Anche la sfida alla natura moderata dell’Islam in Indonesia diventa sempre più forte. Gli attacchi violenti di un gruppo religioso contro un altro sono continui, mentre la polizia è incapace di far rispettare la legge e non esercita la responsabilità di proteggere i cittadini. La cosa peggiore, come teme il capo del Muhammadiyah, Din Syamsuddin, è che l’Indonesia è ancora minacciata i tensioni e conflitti inter-religiosi.
Secondo Din infatti, uno dei problemi più grossi è proprio l’uso della violenza in nome della religione. Le ripetute richieste dei leader religiosi moderati musulmani affinché la polizia agisca in modo fermo nell’applicazione della legge sono rimaste inascoltate.
Il governo deve tener conto di questi problemi in modo serio e cominciare a formulare una politica coerente per affrontarli, come deve anche fare delle cose buone per le promesse di lotta alla corruzione, e muoversi velocemente per ripulire la giustizia e il sistema di applicazione della legge. Per iniziare il governo deve spingere la polizia ad essere più aperta e trasparente riguardo ai rapporti sulla finanza personale sospetta di alcuni ufficiali di alto rango della polizia. Poi deve incrementare gli sforzi per riformare il settore della giustizia.
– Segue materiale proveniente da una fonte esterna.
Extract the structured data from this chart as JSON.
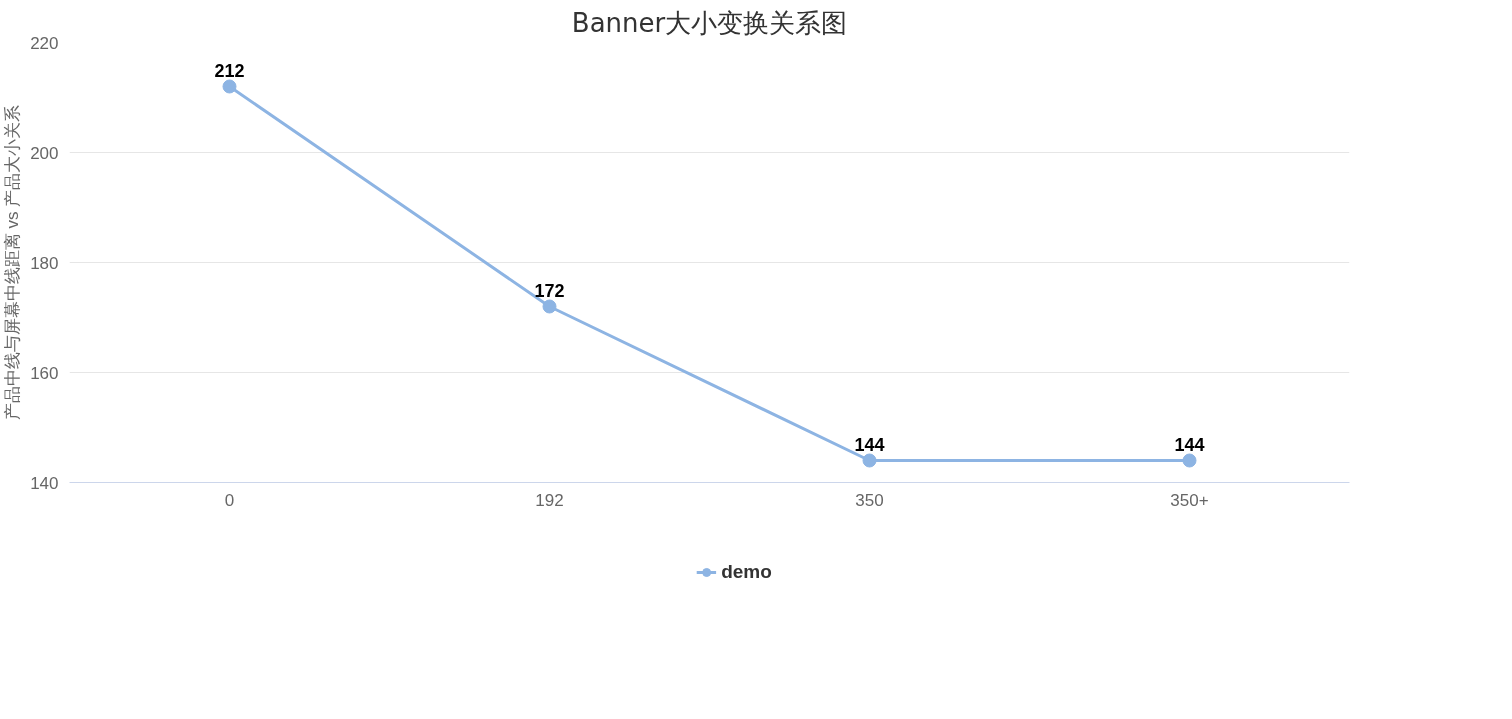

Più importante ancora, il governo ha bisogno di comprendere che questi problemi, benché possano sembrare di natura interna, hanno delle implicazioni che potrebbero andare ben oltre i nostri confini. Molti indonesiani, specialmente nel ministero degli esteri, nei circoli moderati musulmani e nei gruppi democratici della società civile, hanno lavorato duro per la statura e l’immagine dell’Indonesia negli occhi della comunità internazionale dal 1998. Il governo non dovrebbe dimenticare che sono la democrazia e l’Islam moderato a dare all’Indonesia il rispetto che riceve dalla comunità internazionale.
Ora quell’immagine internazionale della nazione è in gioco. Non dobbiamo lasciarcela scappare. Non dobbiamo permettere che le nostre conquiste democratiche siano minate da piccole forze antiriforma, sia dentro che fuori il governo. Se non riusciamo ad affrontare queste sfide alla nostra democrazia e alla vera natura di una nazione musulmana moderata, sicuramente ritorneremo nello stato di paria nel consesso delle nazioni.
Il resto del mondo, specialmente nell’Asia dell’Est sta marciando verso un progresso tecnologico ed economico in questo ventunesimo secolo. L’Indonesia se non riesce ad affrontare e risolvere i problemi della corruzione e dell’intolleranza religiosa interna, rimarrà di certo indietro. S non cominciamo ad affrontare questi problemi seriamente saremo di certo sul lato sbagliato della storia, relegandoci così nel bidone della spazzatura della storia.